The University of Iowa, United States of America; PinMed, Inc., United States of America.
The University of Iowa, United States of America.
J Electrocardiol. 2024 Jan-Feb;82:131-135. doi: 10.1016/j.jelectrocard.2023.12.006. Epub 2023 Dec 13.
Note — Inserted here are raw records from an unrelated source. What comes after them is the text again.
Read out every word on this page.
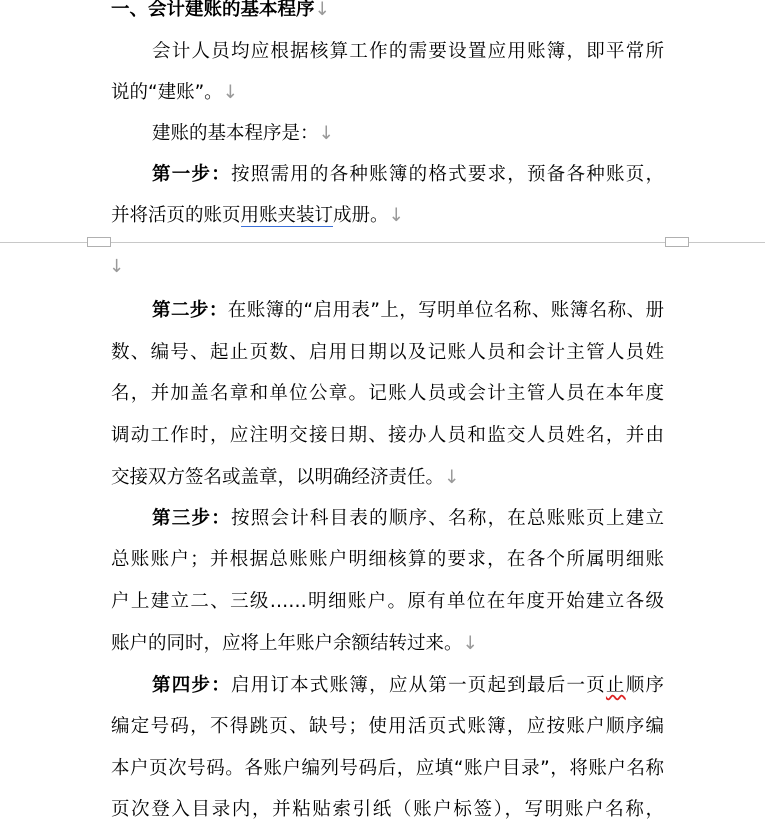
↓
一、会计建账的基本程序↓
会计人员均应根据核算工作的需要设置应用账簿，即平常所
说的“建账”。↓
建账的基本程序是：↓
第一步：按照需用的各种账簿的格式要求，预备各种账页，
并将活页的账页用账夹装订成册。↓
第二步：在账簿的“启用表”上，写明单位名称、账簿名称、册
数、编号、起止页数、启用日期以及记账人员和会计主管人员姓
名，并加盖名章和单位公章。记账人员或会计主管人员在本年度
调动工作时，应注明交接日期、接办人员和监交人员姓名，并由
交接双方签名或盖章，以明确经济责任。↓
第三步：按照会计科目表的顺序、名称，在总账账页上建立
总账账户；并根据总账账户明细核算的要求，在各个所属明细账
户上建立二、三级……明细账户。原有单位在年度开始建立各级
账户的同时，应将上年账户余额结转过来。↓
第四步：启用订本式账簿，应从第一页起到最后一页止顺序
编定号码，不得跳页、缺号；使用活页式账簿，应按账户顺序编
本户页次号码。各账户编列号码后，应填“账户目录”，将账户名称
页次登入目录内，并粘贴索引纸（账户标签），写明账户名称，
This non-technical review introduces key concepts in personalized ECG monitoring (pECG), which aims to optimize the detection of clinical events and their warning signs as well as the selection of alarm thresholds. We review several pECG methods, including anomaly detection and adaptive machine learning (ML), in which learning is performed sequentially as new data are collected. We describe a distributed-network multiscale pECG system to show how the computational load and time associated with adaptive ML could be optimized. In this architecture, the limited analysis of ECG waveforms is performed locally (e.g., on a smart phone) to determine a small number of clinically important ECG elements, and an adaptive ML engine is located on a remote server (Internet cloud) to determine an individual's "fingerprint" basis patterns and to detect anomalies in those patterns.
本文对个性化心电图监测(pECG)的关键概念进行了非技术性介绍,旨在优化临床事件及其警告信号的检测以及报警阈值的选择。我们回顾了几种 pECG 方法,包括异常检测和自适应机器学习(ML),在这些方法中,随着新数据的收集,学习是顺序进行的。我们描述了一个分布式网络多尺度 pECG 系统,以展示如何优化与自适应 ML 相关的计算负载和时间。在这种架构中,对心电图波形的有限分析在本地(例如在智能手机上)进行,以确定少数几个临床重要的心电图元素,而自适应 ML 引擎位于远程服务器(互联网云)上,以确定个体的“指纹”基础模式,并检测这些模式中的异常。